Krakow has adopted the city strategy of literature and reading development. The resolution, voted in yesterday by the city councillors authorises Mayor Majchrowski to annually allocate funds from the cultural budget to support actions that build a reading culture and strengthen the work of literary communities. Included in the document are a strategy for modernising libraries, the development of scholarship programmes for writers, support for literary festivals and programmes for local publishers and independent bookstores. This is a historic moment for the city, which is even more strongly emphasising its desire to build its identity around literature.
In recognition of the centuries-old heritage, as well as the intensive literary life of the city, in 2013, UNESCO named Krakow a Creative City in the field of literature. Since then, numerous actions have been taken to popularise reading, including projects using new technologies (the Read PL! virtual e-book library), literary walks, city games and the launch of a support programme for literary debuts with a creative writing course and a publisher competition. The Conrad Award for the prose debut of the year completed an extensive programme of literary awards, which includes the poetry Wisława Szymborska Award, the theatrical Stanisław Wyspiański Award, the Kazimierz Wyka Award in the field of literary criticism, as well as the Długosz Award, which is handed out during the Krakow Book Fair. Krakow bookstores have lived to see the expansion of the possible rent discounts in city buildings, and the first competition for the organisation of cultural events in bookstores has also been established. In 2015, during the Biblioteka NOWA conference, a nationwide debate was opened on the libraries of the future. Krakow also actively promoted its writers abroad, for example by participating in the Paris Book Fair as a guest of honour. More scholarship recipients from the ICORN International Cities of Refuge Network are part of the mission of a city open to diversity and involved in the international debate about human rights.

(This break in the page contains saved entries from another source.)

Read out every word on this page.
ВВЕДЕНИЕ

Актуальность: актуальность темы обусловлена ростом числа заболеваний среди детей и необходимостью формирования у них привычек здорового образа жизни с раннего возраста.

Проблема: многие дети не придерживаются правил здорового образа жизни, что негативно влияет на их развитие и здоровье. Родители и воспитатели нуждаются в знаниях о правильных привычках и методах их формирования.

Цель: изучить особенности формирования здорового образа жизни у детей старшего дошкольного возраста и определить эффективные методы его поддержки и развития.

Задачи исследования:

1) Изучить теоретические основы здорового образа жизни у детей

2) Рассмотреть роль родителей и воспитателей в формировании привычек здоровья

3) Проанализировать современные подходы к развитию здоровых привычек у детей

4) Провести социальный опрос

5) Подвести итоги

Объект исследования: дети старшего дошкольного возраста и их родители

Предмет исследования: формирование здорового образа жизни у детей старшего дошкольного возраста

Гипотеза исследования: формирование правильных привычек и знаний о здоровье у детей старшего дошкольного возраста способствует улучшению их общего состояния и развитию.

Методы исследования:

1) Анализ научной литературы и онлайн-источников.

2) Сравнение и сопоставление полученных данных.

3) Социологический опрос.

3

Krakow literary festivals – Conrad and Miłosz, numerous independent initiatives, including the Festival of Literature of Children, the Krakow Festival for Amateurs of Fear, Disgust and Anxiety, the Ha!wangarda Literary Festival, as well as the largest Book Fair in the country – are beating popularity records – in just October 2015, nearly 100 thousand people participated in the festival and fair events.
The programme confirming continued support of the city for activities aimed at raising the readership level is the realisation of commitments included in Krakow’s application to the Creative Cities Network from 2011. The project was created in collaboration with the literary circles of Krakow – cultural institutions, publishes, booksellers – and its assumptions have the recommendation of UNESCO and the Honorary Council of the City of Literature. Two weeks ago, the Culture Committee of the City Council of Krakow unanimously accepted the draft of the resolution.
The culmination of the Krakow – City of Literature programme will be the construction of a literary centre at the former Salt Warehouse. The long-awaited institution, bringing together combined public libraries, a media library, an interactive exhibition space, a multi-purpose hall and a co-working space for micro-business owners connected with the book market will be constructed in Zabłocie in the coming years.